Imagine picking and eating your own fresh fruit straight from your balcony garden. It’s perfectly possible to do – many fruit trees and bushes grow well in pots and look beautiful and taste delicious. Here’s how to grow your own fruit on your balcony.
Tips for balcony gardening
When gardening on a balcony, there are a few things to bear in mind:
- Pots filled with wet soil can be weighty, so take care not to overload your balcony. Lightweight plastic or fibreglass pots are a better bet than heavy terracotta, provided they are securely fixed down and won’t blow around.
- Most fruit needs at least 6 hours of sun per day, but there are also fruits which will do well on a shady balcony, like alpine strawberries, gooseberries and blackcurrants. Look at how much sun your balcony gets and choose the fruits that will grow best there.
- Balconies are often windy, so put up a windbreak to protect your plants. Bamboo cane screening fixed to the balcony railings in the direction of the prevailing wind (usually the west-facing side) is ideal.
- Look for clever space-saving solutions like balcony planters that hook over balcony railings.

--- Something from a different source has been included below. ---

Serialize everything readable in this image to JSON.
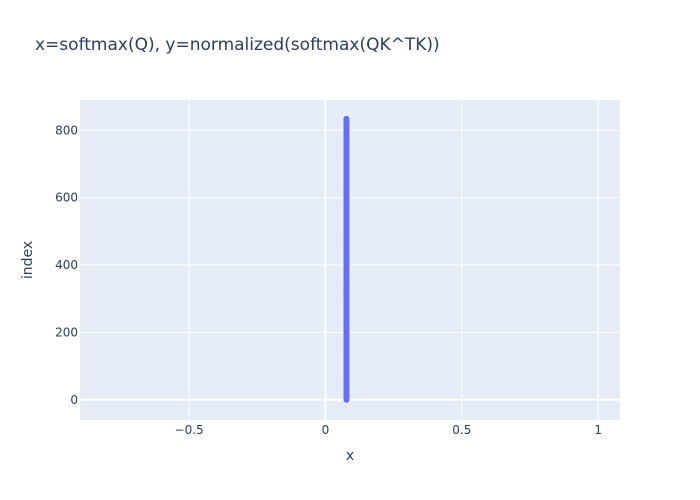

Balcony gardens and pollination
All plants need to be pollinated to produce fruit. Some fruits need to be pollinated by a different variety of that fruit, while others are self-fertile. Since space is limited on a balcony, plant self-fertile fruit varieties wherever possible, it’s also worth having a few flowering plants to attract bees and other pollinators to your balcony garden. Coastal and Mediterranean plants such as sea thrift, lavender and thyme cope well with exposed conditions on balconies and are great for attracting pollinators.
Fruit to grow on balconies
- Strawberries are easy to grow in pots and look good even when the strawberry harvest is over. Look for new varieties like the ‘Summer Breeze’ range with colourful flowers and a very long harvest period.
- Ballerina apples are ideal for pots with their very upright shape, and fruits held on short side stems off the main trunk. However, they are not self-fertile, so you’ll need a second apple tree or crab apple nearby to allow for pollination. Apple trees need at least 6 hours of sun a day to do well.
- Blueberries need acidic soil, so they’re ideal for pots filled with ericaceous compost. Their white spring flowers and beautiful autumn foliage give them added appeal. If you only have space for one plant, choose a self-fertile variety like ‘Bluecrop’ or ‘Sunshine Blue’ but if possible, grow two different types for a better harvest.
- Gooseberries will grow well in a large pot filled with loam-based compost, and they can cope with some shade. They’re self-fertile, so you only need one plant for a good harvest.